Feux de camp, feu de paille

Par Jean-François Vandeuren
Il est toujours intrigant de voir deux efforts similaires sur le plan de la forme et/ou du fond voir le jour à l’intérieur d’un court laps de temps. Un phénomène s’avérant d’autant plus particulier lorsqu’il se manifeste dans un marché aussi restreint que celui du cinéma québécois. Il y a trois mois à peine, Rafaël Ouellet revenait à la charge après la consécration de son Camion avec Finissant(e)s, essai dont il nous avait présenté les premières images aussi tôt que lors de l’édition 2010 des Rendez-vous du Cinéma Québécois, laquelle obéit d’ailleurs davantage à la logique narrative plus vaporeuse des premiers essais du réalisateur qu’à celle beaucoup plus calculé de son opus de 2012. Finissant(e)s nous invitait à vivre le dernier été d’un groupe d’adolescents originaires d’une région éloignée de la belle province, de la graduation jusqu’à l’automne qui devait les rapprocher un peu plus de l’âge adulte. La prémisse du présent documentaire de Philippe Lesage est en soi identique à celle du cinquième long métrage de Ouellet, si ce n’est que du lieu investi et des jeunes gens dont il dresse le portrait. Les deux projets se déploient d’autant plus à travers une mise en scène lente et contemplative, celle de Ouellet osant mêler fiction et réalité afin de renforcer son scénario sur le plan dramatique, celle de Lesage s’imposant comme une oeuvre de pure observation.
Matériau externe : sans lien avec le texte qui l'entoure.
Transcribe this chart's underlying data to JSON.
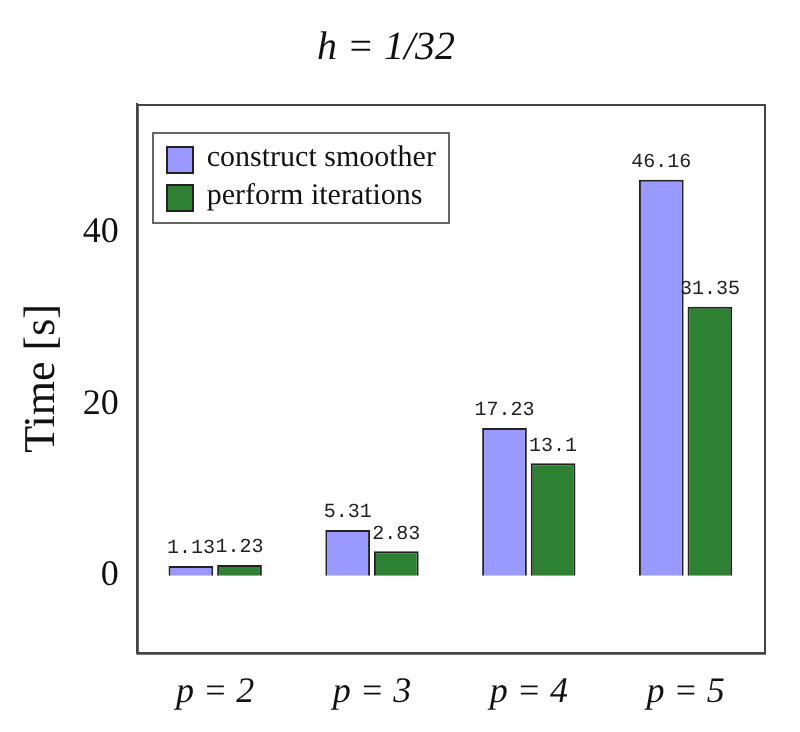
{
  "chart_data": {
    "type": "bar",
    "title": "h = 1/32",
    "ylabel": "Time [s]",
    "categories": [
      "p = 2",
      "p = 3",
      "p = 4",
      "p = 5"
    ],
    "series": [
      {
        "name": "construct smoother",
        "color": "#9999ff",
        "values": [
          1.13,
          5.31,
          17.23,
          46.16
        ]
      },
      {
        "name": "perform iterations",
        "color": "#2e8032",
        "values": [
          1.23,
          2.83,
          13.1,
          31.35
        ]
      }
    ],
    "ylim": [
      -9,
      55
    ],
    "yticks": [
      0,
      20,
      40
    ],
    "data_labels": true,
    "legend": "top left",
    "grid": false
  }
}
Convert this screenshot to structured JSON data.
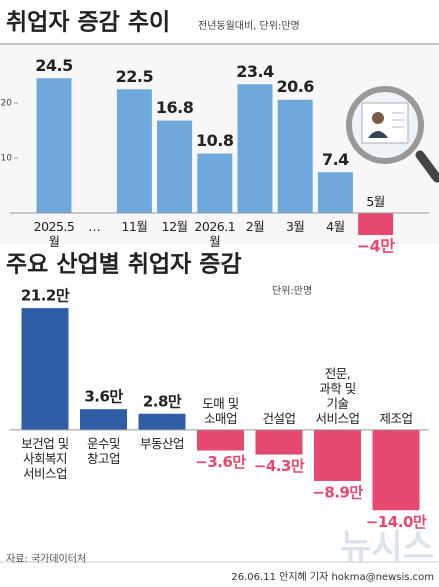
{
  "chart_data": [
    {
      "type": "bar",
      "title": "취업자 증감 추이",
      "subtitle": "전년동월대비, 단위:만명",
      "categories": [
        "2025.5월",
        "…",
        "11월",
        "12월",
        "2026.1월",
        "2월",
        "3월",
        "4월",
        "5월"
      ],
      "values": [
        24.5,
        null,
        22.5,
        16.8,
        10.8,
        23.4,
        20.6,
        7.4,
        -4
      ],
      "value_labels": [
        "24.5",
        null,
        "22.5",
        "16.8",
        "10.8",
        "23.4",
        "20.6",
        "7.4",
        "−4만"
      ],
      "color": "#6fa8dc",
      "negative_color": "#e5496f",
      "ylim": [
        -5,
        30
      ],
      "yticks": [
        10,
        20
      ]
    },
    {
      "type": "bar",
      "title": "주요 산업별 취업자 증감",
      "subtitle": "단위:만명",
      "categories": [
        "보건업 및\n사회복지\n서비스업",
        "운수및\n창고업",
        "부동산업",
        "도매 및\n소매업",
        "건설업",
        "전문,\n과학 및\n기술\n서비스업",
        "제조업"
      ],
      "values": [
        21.2,
        3.6,
        2.8,
        -3.6,
        -4.3,
        -8.9,
        -14.0
      ],
      "value_labels": [
        "21.2만",
        "3.6만",
        "2.8만",
        "−3.6만",
        "−4.3만",
        "−8.9만",
        "−14.0만"
      ],
      "color": "#2f5ea6",
      "negative_color": "#e5496f",
      "ylim": [
        -15,
        22
      ]
    }
  ],
  "footer": {
    "source": "자료: 국가데이터처",
    "credit": "26.06.11 안지혜 기자 hokma@newsis.com",
    "logo": "뉴시스"
  }
}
Mais si Ouellet s’acharnait à tasser du revers de la main toutes les épreuves qu’il intégrait à son récit d’une manière aussi peu constructive qu’elle finissait par devenir des plus frustrantes, la proposition de Lesage semble pour sa part tout bonnement incapable d’offrir quoi que ce soit qui soit matière à réflexion.

À l’instar de Finissant(e)s, Laylou amorce lui aussi sa course sur des images de la graduation et du bal des finissants du groupe d’adolescents qu’il accompagnera par la suite tout au long de la saison estivale. Du lot, nous suivons plus particulièrement les frasques de Laurence, dite Lou, et Laurence, dite Laylou, au coeur de leur petite localité située loin des grands centres. À travers des situations on ne peut plus communes, voire banales, Philippe Lesage tente de prendre le pouls de ces adultes en devenir à l’aube de la prochaine grande étape de leur cheminement. Le cinéaste accompagne ses deux sujets et leurs compères tandis qu’ils exercent leur emploi d’été, profitent du beau temps, jouent au soccer, flânent à une fête foraine et se rassemblent le soir venu autour d’un feu de camp tout ce qu’il y a de plus convivial. La démarche narrative - ou plutôt l’absence de - du réalisateur de Ce coeur qui bat paraît dès lors beaucoup trop rudimentaire, voire vide de sens, celle-ci ne se nourrissant que d’extraits de différents événements et de dialogues n’ayant souvent aucune résonance particulière ni utilité cinématographique, si ce n’est que de témoigner du naturel et de la spontanéité caractérisant bien l’ensemble du début à la fin. L’exercice semble du coup tourner en rond et à vide, surtout que son maître d’oeuvre ne marquera le passage du temps que par répétition et énumération. Cette suite de séquences aurait ainsi été assemblée dans un ordre totalement différent que le résultat aurait été essentiellement le même. Chaque scène se révèle alors autosuffisante, n’étant guère indispensable d’un point de vue narratif et ne servant jamais de tremplin pour un quelconque élan autrement plus significatif sur le plan dramatique.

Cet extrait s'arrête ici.